CSA has not been without the knowledge regarding peak-time call traffic, density of call traffic, tracking etc and these are used in call analysis and CSA. In these reports though the defining stay points captured in the call records add useful evidence such as travel, location, co-location (if relevant), association (if relevant), landmarks, so on and so forth.
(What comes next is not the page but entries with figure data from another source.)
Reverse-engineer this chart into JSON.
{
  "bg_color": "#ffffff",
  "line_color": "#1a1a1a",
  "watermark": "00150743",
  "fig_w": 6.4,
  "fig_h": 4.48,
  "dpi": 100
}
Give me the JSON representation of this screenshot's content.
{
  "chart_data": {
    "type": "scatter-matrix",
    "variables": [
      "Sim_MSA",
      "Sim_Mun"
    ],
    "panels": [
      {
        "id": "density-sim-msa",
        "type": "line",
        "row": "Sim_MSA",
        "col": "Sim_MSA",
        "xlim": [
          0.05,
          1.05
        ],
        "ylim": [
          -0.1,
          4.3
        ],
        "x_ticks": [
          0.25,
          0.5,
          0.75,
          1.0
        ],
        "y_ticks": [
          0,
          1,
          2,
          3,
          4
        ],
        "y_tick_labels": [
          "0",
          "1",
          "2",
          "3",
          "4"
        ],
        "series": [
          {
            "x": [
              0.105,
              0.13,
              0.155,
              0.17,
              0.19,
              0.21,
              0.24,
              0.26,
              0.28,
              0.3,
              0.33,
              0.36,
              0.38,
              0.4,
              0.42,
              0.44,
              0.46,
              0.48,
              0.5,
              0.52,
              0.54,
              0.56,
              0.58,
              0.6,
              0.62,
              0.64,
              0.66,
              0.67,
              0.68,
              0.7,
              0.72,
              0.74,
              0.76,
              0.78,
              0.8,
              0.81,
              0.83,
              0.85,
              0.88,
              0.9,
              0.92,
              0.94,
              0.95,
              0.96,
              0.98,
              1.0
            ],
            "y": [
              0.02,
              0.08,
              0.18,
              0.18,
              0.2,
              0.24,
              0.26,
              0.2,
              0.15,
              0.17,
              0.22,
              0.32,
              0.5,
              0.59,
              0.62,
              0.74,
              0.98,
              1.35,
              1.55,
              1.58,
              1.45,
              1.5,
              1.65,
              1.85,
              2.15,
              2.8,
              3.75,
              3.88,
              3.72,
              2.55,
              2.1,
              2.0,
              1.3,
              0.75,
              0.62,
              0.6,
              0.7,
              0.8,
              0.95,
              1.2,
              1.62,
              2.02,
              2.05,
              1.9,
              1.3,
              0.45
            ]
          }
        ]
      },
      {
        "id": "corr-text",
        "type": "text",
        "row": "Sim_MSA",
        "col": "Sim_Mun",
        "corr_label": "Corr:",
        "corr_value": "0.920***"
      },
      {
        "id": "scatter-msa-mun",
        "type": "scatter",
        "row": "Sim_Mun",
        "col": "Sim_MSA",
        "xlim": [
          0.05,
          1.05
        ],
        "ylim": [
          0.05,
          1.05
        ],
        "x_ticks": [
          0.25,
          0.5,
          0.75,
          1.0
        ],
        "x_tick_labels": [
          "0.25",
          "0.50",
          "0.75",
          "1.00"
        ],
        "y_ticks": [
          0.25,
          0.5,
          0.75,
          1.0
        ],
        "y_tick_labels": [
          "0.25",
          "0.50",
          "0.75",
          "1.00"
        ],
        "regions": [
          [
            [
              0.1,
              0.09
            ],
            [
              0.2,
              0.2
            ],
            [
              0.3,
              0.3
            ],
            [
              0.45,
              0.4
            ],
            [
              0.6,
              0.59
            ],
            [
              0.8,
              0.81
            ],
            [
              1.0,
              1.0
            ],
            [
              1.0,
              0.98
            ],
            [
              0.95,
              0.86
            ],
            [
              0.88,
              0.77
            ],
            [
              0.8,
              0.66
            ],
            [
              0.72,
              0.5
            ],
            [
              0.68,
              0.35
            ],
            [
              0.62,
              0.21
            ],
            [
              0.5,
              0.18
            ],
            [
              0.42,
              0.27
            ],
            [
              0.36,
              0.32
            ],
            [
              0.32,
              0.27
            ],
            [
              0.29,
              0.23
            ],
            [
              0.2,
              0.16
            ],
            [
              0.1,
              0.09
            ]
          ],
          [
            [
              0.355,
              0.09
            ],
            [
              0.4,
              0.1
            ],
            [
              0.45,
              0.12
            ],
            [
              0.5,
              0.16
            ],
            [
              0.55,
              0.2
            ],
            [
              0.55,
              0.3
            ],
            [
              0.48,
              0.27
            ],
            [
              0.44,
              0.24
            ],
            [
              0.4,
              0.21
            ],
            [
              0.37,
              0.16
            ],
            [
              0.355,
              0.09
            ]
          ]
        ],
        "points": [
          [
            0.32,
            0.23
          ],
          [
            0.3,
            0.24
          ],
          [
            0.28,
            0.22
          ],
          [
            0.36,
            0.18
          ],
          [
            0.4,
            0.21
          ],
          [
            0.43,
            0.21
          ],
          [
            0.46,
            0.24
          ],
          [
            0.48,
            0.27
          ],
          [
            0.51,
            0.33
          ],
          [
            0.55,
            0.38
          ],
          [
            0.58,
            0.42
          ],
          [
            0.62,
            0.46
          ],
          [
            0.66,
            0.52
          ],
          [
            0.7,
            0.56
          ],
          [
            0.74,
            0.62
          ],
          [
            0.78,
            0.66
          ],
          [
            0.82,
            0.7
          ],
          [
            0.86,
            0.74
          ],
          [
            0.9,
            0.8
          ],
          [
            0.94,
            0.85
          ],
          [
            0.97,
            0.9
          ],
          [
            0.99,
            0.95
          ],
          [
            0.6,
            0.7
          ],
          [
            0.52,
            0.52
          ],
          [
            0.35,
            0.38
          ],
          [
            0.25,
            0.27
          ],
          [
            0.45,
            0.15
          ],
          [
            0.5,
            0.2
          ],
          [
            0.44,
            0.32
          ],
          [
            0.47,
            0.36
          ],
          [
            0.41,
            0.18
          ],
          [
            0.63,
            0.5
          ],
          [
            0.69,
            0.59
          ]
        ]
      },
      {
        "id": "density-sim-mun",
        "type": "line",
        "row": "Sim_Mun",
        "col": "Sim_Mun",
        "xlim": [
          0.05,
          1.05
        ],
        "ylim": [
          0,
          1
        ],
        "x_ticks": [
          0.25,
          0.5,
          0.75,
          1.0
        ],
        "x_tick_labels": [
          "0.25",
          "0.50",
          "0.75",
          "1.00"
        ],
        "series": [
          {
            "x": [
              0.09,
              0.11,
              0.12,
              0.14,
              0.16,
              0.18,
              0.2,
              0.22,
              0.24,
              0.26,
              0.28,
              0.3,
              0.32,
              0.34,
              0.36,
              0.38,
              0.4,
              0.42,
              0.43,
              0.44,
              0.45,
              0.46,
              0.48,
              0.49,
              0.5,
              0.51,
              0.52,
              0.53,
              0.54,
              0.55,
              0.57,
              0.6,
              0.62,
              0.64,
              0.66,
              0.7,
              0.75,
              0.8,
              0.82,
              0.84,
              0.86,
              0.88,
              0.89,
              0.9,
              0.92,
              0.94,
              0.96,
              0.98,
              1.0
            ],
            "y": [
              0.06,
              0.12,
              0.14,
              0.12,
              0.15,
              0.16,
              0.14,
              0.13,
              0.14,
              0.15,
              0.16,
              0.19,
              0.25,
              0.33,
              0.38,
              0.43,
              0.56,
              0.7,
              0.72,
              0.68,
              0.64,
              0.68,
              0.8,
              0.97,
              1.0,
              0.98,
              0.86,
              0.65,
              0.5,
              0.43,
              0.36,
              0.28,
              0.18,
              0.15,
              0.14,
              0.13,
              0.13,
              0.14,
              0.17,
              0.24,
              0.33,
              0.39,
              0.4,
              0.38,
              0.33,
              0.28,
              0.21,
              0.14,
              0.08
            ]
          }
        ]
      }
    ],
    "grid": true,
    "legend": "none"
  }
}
Consideration of trip segmentation in the report states ""Trip segmentation: Extract stay points from anonymized CDR data, and divide move/stay segments. Figure 7.4 explains how stay points are extracted by applying parameters and thresholds to CDR data." In this regard the threshold parameters for stay points are specified as 'Minimum Time Duration 15 Minutes' and 'Maximum Distance 300 Meter'. To assist further here is a useful image with data from the ITU Liberia report:
To extrapolate such detail require Trip segmentation, Stay point reallocation, Route interpolation, Grid-based aggregation and Visualization and so on. To dig into the detail to assist interpretation:
"Stay point reallocation: Reallocate stay points (Trip OD) to surrounding points of interest (POIs) with a certain probability and fil gap between stay/move segments. POIs are regarded as surrounding a certain cell tower if they are closer to the cell tower location than to the others (Voronoi tessellation). The reallocation is necessary because CDR location data is based on cell tower location, which means that all users in the same area have the same location. Reallocation can make the distributing of people more realistic or likely because POIs can be considered places where people are likely to stay or visit, such as shopping areas, residential houses, villages, and to which people are reassigned rather than concentrating on cell tower locations. A new dataset of POIs was constructed for this process by collecting data from the distribution of buildings from open access Internet data (see Appendix 2). Figure 7.5 shows how POIs are distributed in a city. Areas in blue indicate building POIs with extracted stay points, where location information originally based on antenna location, are reallocated."
Lastly, the reports published in 2017 discussed relevance to 2G, 3G and 4G.